David Luckman, England's long range rifle marksman, finds time
Great Britain's David Luckman keeping score at NRA Long Range High Power Rifle Championships in Camp Perry, Ohio
There wasn't much left for David Luckman to accomplish in the world of Long Range High Power Rifle. Representing the Great Britain Rifle team for almost two decades, Luckman has earned almost every honor in the sport. Seventeen consecutive Grand Aggregate crosses in the United Kingdom, a World Palma Rifle Individual Championships, and now — the 2012 NRA Long Range High Power Rifle title.
"To win the overall (NRA) Championship is just brilliant," said Luckman. "I'm very very pleased."
Topping three-time NRA Long Range champ John Whidden by a single point (with an X to spare), Luckman now has an American trophy to add to his collection. A fitting tribute to the days he spent so many years ago finding his way around the Sedgemoor Target Shooting Club.
Starting rifle at an early age in England
Growing up, Luckman started shooting for the same reason most kids his age did anything … because his older brother did.
"I started smallbore at a local club because my brother and my dad did it," he explained. "I really enjoyed the competitive side of it so it went on from there and started fullbore when I was 16. My brother (four years older) already experienced some good success and I was trying to follow his footsteps."
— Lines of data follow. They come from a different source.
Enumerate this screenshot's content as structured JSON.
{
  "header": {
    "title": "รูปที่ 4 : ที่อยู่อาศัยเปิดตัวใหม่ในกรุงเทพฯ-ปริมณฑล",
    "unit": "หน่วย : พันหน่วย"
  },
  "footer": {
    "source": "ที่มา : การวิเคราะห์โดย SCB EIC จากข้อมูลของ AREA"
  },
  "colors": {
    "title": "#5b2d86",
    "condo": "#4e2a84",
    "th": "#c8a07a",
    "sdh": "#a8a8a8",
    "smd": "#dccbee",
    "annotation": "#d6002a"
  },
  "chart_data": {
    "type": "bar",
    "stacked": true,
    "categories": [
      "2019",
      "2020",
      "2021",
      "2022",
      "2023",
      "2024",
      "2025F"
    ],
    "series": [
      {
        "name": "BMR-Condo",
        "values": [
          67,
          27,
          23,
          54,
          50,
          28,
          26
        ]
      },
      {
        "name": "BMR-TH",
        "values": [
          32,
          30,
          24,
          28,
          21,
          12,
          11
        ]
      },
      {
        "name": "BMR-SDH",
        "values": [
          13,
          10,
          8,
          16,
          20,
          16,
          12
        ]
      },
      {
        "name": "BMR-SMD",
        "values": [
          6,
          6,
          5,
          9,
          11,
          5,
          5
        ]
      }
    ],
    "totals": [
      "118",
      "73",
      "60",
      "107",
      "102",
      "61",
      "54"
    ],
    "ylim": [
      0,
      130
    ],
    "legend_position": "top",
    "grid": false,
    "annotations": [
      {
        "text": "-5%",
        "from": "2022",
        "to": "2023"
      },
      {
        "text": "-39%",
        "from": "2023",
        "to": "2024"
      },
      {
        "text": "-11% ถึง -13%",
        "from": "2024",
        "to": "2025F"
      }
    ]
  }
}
In time he found his focus. Shots became easier, scores became higher and people started to notice. That's when the national team came calling.
"I got onto the junior team that came over to Canada in 1994 and shot for the first time for England in 1996. Made my first junior team when I was 20 and made it every year since."
Over those years, he's completed what most competitors refer to as the Long Range High Power Rifle circuit. Events in South Africa, Australia, New Zealand and the United States to be exact. Even those exotic locations can grow a little routine over time, so officials do their best to change things up when given the opportunity.
"The Australia Match will be in the West Indies next year so that is going to be a new one. Probably be a one off, but looking forward to go off and participate in that one."
Finding the time … for Rifle, Country and Family
The only thing more difficult then finding a range that'll handle a 1,000 yard shot is finding the time to perfect said shot. Working as an Actuary (a number guy who deals with the financial risk and uncertainty) in Great Britain, my first assumption was that David's rifle time would be limited at best. That was far from the fact.
"My employer provides an extra two weeks off every year to cover representative teams … the are very good on that front," said Luckman. "If you represent your country at any sport then they give you the time. They are very encouraging and supportive in how we get on."
But finding time away from work is only one hurdle in the rifle race. An accomplished tennis player, David also enjoys running, swimming and looking after his 14 month old son.
"Thomas is taking up a fair amount of our time," he said with a laugh. "He's just on the edge of walking without support. Trouble to come."